[Linux-cluster] mixing OS versions?

Sat Apr 26 00:06:51 UTC 2014

Hi,

On Friday 25 of April 2014 12:42:59 Steven Whitehouse wrote:
> Hi,
> 
> On 24/04/14 17:29, Alan Brown wrote:
> > On 30/03/14 12:34, Steven Whitehouse wrote:
> >> Well that is not entirely true. We have done a great deal of
> >> investigation into this issue. We do test quotas (among many other
> >> things) on each release to ensure that they are working. Our tests have
> >> all passed correctly, and to date you have provided the only report of
> >> this particular issue via our support team. So it is certainly not
> >> something that lots of people are hitting.
> > 
> > Someone else reported it on this list (on centos), so we're not an
> > isolated case.
> > 
> >> We do now have a good idea of where the issue is. However it is clear
> >> that simply exceeding quotas is not enough to trigger it. Instead quotas
> >> need to be exceeded in a particular way.
> > 
> > My suspicion is that it's some kind of interaction between quotas and
> > NFS, but it'd be good if you could provide a fuller explanation.
> 
> Yes, thats what we thought to start with... however that turned out to
> be a bit of a red herring. Or at least the issue has nothing
> specifically to do with NFS. The problem was related to when quota was
> exceeded, and specifically what operation was in progress. You could
> write to files as often as you wanted to, and exceeding quota would be
> handled correctly. The problem was a specific code path within the inode
> creation code, if it didn't result in quota being exceeded on that one
> specific code path, then everything would work as expected.
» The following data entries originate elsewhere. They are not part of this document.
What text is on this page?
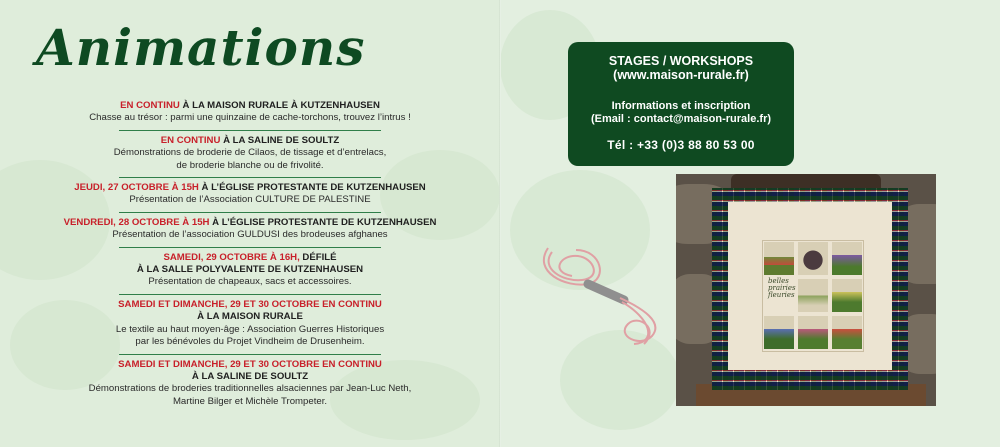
Animations
EN CONTINU À LA MAISON RURALE À KUTZENHAUSEN
Chasse au trésor : parmi une quinzaine de cache-torchons, trouvez l’intrus !
EN CONTINU À LA SALINE DE SOULTZ
Démonstrations de broderie de Cilaos, de tissage et d’entrelacs,
de broderie blanche ou de frivolité.
JEUDI, 27 OCTOBRE À 15H À L’ÉGLISE PROTESTANTE DE KUTZENHAUSEN
Présentation de l’Association CULTURE DE PALESTINE
VENDREDI, 28 OCTOBRE À 15H À L’ÉGLISE PROTESTANTE DE KUTZENHAUSEN
Présentation de l’association GULDUSI des brodeuses afghanes
SAMEDI, 29 OCTOBRE À 16H, DÉFILÉ
À LA SALLE POLYVALENTE DE KUTZENHAUSEN
Présentation de chapeaux, sacs et accessoires.
SAMEDI ET DIMANCHE, 29 ET 30 OCTOBRE EN CONTINU
À LA MAISON RURALE
Le textile au haut moyen-âge : Association Guerres Historiques
par les bénévoles du Projet Vindheim de Drusenheim.
SAMEDI ET DIMANCHE, 29 ET 30 OCTOBRE EN CONTINU
À LA SALINE DE SOULTZ
Démonstrations de broderies traditionnelles alsaciennes par Jean-Luc Neth,
Martine Bilger et Michèle Trompeter.
STAGES / WORKSHOPS
(www.maison-rurale.fr)
Informations et inscription
(Email : contact@maison-rurale.fr)
Tél : +33 (0)3 88 80 53 00
belles
prairies
fleuries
could you please provide a (somewhat reliable) test case to reproduce this 
bug? I have looked at the patch, and found nothing obviously related to quotas 
(it seems the patch only changes the fail-path of posix_acl_create() call, 
which doesn't appear to have nothing to do with quotas)

I have been facing a possibly quota-related oops in GFS2 for some time, which 
I am unable to reproduce without switching my cluster to production use (which 
means potentialy facing the anger of my users, which I'd rather not do without 
at least a chance of the issue being fixed).

sadly, I don't have RedHat support subscription (nor do I use RHEL or 
derivates), my kernel is mostly upstream.

thanks
Pavel Herrmann

> 
> Also, quite often when the problem did appear, it did not actually
> trigger a problem until later, making it difficult to track down.
> 
> You are correct that someone else reported the issue on the list,
> however I'm not aware of any other reports beyond yours and theirs.
> Also, this was specific to certain versions of GFS2, and not something
> that relates to all versions.
> 
> The upstream patch is here:
> http://git.kernel.org/cgit/linux/kernel/git/torvalds/linux.git/commit/fs/gfs
> 2?id=059788039f1e6343f34f46d202f8d9f2158c2783
> 
> It should be available in RHEL shortly - please ping support via the
> ticket for updates,
> 
> Steve.
> 
> >> Returning to the original point however, it is certainly not recommended
> >> to have mixed RHEL or CentOS versions running in the same cluster. It is
> >> much better to keep everything the same, even though the GFS2 on-disk
> >> format has not changed between the versions.
> > 
> > More specfically (for those who are curious): Whilst the on-disk
> > format has not changed between EL5 and EL6, the way that RH cluster
> > members communicate with each other has.
> > 
> > I ran a quick test some time back and the 2 different OS cluster
> > versions didn't see each other for LAN heartbeating.